Закружилась Клёна. То одно, то другое, некогда присесть, некогда закручиниться. Но о Фебре думать не переставала. Каждый день, каждый оборот. А поплакать, душу в тоске отвести не получалось — спать валилась чуть живая от усталости.

Однажды она шла в кузню, несла мясницкий тесак, на лезвии у которого появилась кривая зазубрина. Матрела наказала попросить железных дел мастера зазубрину убрать, а тесак наточить.

Возле кузни оказалось многолюдно. Клёна сробела. Одни мужики! Не обидят, конечно, но ведь всё равно — насмешники. Впрочем, обережникам было не до девчонки. Они передавали из рук в руки железные колючки, разглядывали их, проверяли пальцами на остроту, смеялись.

— Это кто ж выдумал такое? — подбрасывая в ладони железку, спросил молодой темноволосый колдун с отчаянно прозрачными, будто слепыми глазами.

— Торень! — отозвался подмастерье из кузни. — Светом белым клянусь, он. Пришёл к Главе и давай железкой этой трясти, мол, а ежели б конь наступил?

Обережники хохотали.

— А Глава? — снова спросил черноволосый.

— Что — Глава? — весело отозвался кузнец. — Глава дуболомов высечь наказал, а потом накрутить таких железок два мешка. Вот и крутим без сна и отдыха. Хотя, какой им отдых, все равно на задницы присесть не могут.

И снова взрыв хохота.

Клёна не поняла, чему они так веселятся, протиснулась между широкими спинами, чувствуя себя совсем маленькой, и отдала кузнецу тесак.

Мужчины затихли. Глядели с любопытством. Девушка же боялась — начнут смеяться вместо Тореня над ней — такой тоненькой, но с тяжелым топором. Нет, промолчали. А когда она уже назад возвращалась, её догнал тот самый — с глазами настолько белыми, что они казались незрячими.

— Постой, красавица, — сказал он и улыбнулся.

— Что? — поглядела на него Клёна.

— Давай помогу, — предложил он.

Девушка прижала к груди тесак, словно незнакомый обережник мог отнять его силой, и помотала головой:

— Не надо. Сама.

— Так я ведь помочь только, — сказал он и добавил, будто в объяснение: — Тошно.

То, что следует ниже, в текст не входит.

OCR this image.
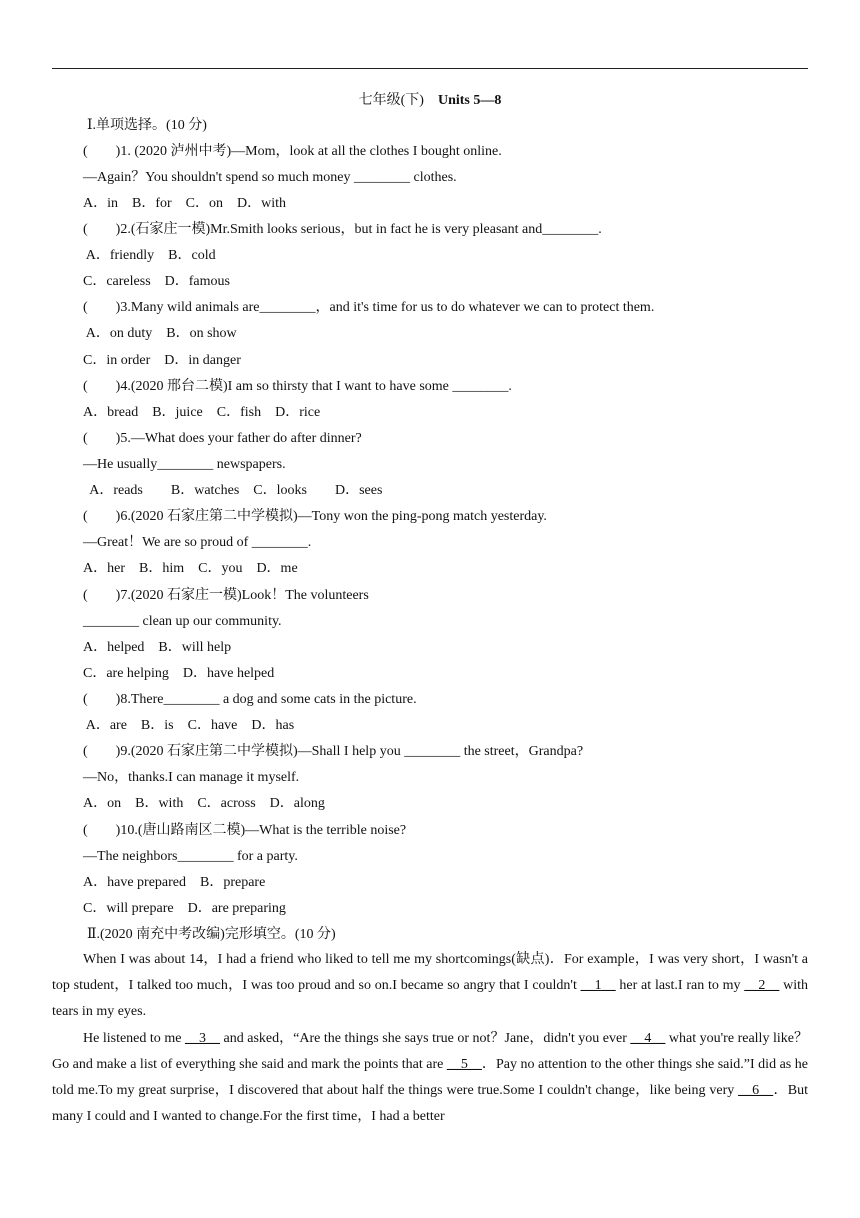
七年级(下) Units 5—8
Ⅰ.单项选择。(10 分)
(　　)1. (2020 泸州中考)—Mom，look at all the clothes I bought online.
—Again？You shouldn't spend so much money ________ clothes.
A．in　B．for　C．on　D．with
(　　)2.(石家庄一模)Mr.Smith looks serious，but in fact he is very pleasant and________.
A．friendly　B．cold
C．careless　D．famous
(　　)3.Many wild animals are________，and it's time for us to do whatever we can to protect them.
A．on duty　B．on show
C．in order　D．in danger
(　　)4.(2020 邢台二模)I am so thirsty that I want to have some ________.
A．bread　B．juice　C．fish　D．rice
(　　)5.—What does your father do after dinner?
—He usually________ newspapers.
A．reads　　B．watches　C．looks　　D．sees
(　　)6.(2020 石家庄第二中学模拟)—Tony won the ping-pong match yesterday.
—Great！We are so proud of ________.
A．her　B．him　C．you　D．me
(　　)7.(2020 石家庄一模)Look！The volunteers
________ clean up our community.
A．helped　B．will help
C．are helping　D．have helped
(　　)8.There________ a dog and some cats in the picture.
A．are　B．is　C．have　D．has
(　　)9.(2020 石家庄第二中学模拟)—Shall I help you ________ the street，Grandpa?
—No，thanks.I can manage it myself.
A．on　B．with　C．across　D．along
(　　)10.(唐山路南区二模)—What is the terrible noise?
—The neighbors________ for a party.
A．have prepared　B．prepare
C．will prepare　D．are preparing
Ⅱ.(2020 南充中考改编)完形填空。(10 分)

When I was about 14，I had a friend who liked to tell me my shortcomings(缺点)．For example，I was very short，I wasn't a top student，I talked too much，I was too proud and so on.I became so angry that I couldn't __1__ her at last.I ran to my __2__ with tears in my eyes.

He listened to me __3__ and asked，“Are the things she says true or not？Jane，didn't you ever __4__ what you're really like？Go and make a list of everything she said and mark the points that are __5__．Pay no attention to the other things she said.”I did as he told me.To my great surprise，I discovered that about half the things were true.Some I couldn't change，like being very __6__．But many I could and I wanted to change.For the first time，I had a better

— Сама, — упрямо повторила Клёна, развернулась и почти бегом отправилась прочь.

Мужчина смотрел ей вслед с улыбкой.

Снова они увиделись в Башне целителей, куда Клёну отправила Матрела — отнести Русте и хворому вою трапезу. Лекарь, уж который день без остановки готовил чёрный, как дёготь, и зловонный отвар. Сливал его в бочонок и тот стоял, рассылая смрад чуть не на версту вокруг.

По счастью Фебр сидел на лавке, возле крыльца, а с ним рядом и давешний колдун, увидев девушку, он улыбнулся, но она поглядела строго и обратилась к Фебру:

— Меня вот… Матрела прислала. Поесть вам с Рустой принесла… — ей не хотелось, чтобы он думал, будто она сама нарушила собственное же обещание — не ходить к нему, покуда не позовёт.

— Спасибо, птичка, — ответил Фебр, а мужчина, сидевший рядом с ним, промолчал, но глядел тепло.

Клёна смутилась и заторопилась. Отнесла корзину наверх, после чего ушла, не оглядываясь.

Велеш повернулся к другу:

— Красивая какая! — сказал колдун с восхищением. — Тебе обед в корзинке носит, а мне не доверила себя даже до поварни проводить.

Фебр кивнул:

— Она с характером.

Обережник в ответ на это хмыкнул:

— Так это из-за неё Нурлиса тебя козлом безногим называет?

— Чего? — дёрнулся вой.

Будь у Фебра обе ноги целы, вскочил бы, как ужаленный, а так, лишь подпрыгнул слегка.

Наузник усмехнулся и хлопнул друга по плечу:

— Повезло тебе, что бабка нынче редко из каморки своей выползает. Не то наслушался бы. Она едва не каждому, кто к ней заходит, рассказывает, как ты «козёл безногий над девочкой измываешься». И добавляет, мол, лучше бы Ихтор тебе вместо ноги другое что оттяпал.

У ратоборца на скулах обозначились желваки, а Велеш беззлобно рассмеялся:

— Ну уж, осерчал. Не держи сердца, не тебя одного она полощет. Меня увидела, говорит: «У, страхолюдина рыбьеглазая, опять ты тут?» Аж от сердца отлегло. Я ведь думал — померла.

— Помрёт она, — усмехнулся Фебр. — Как же.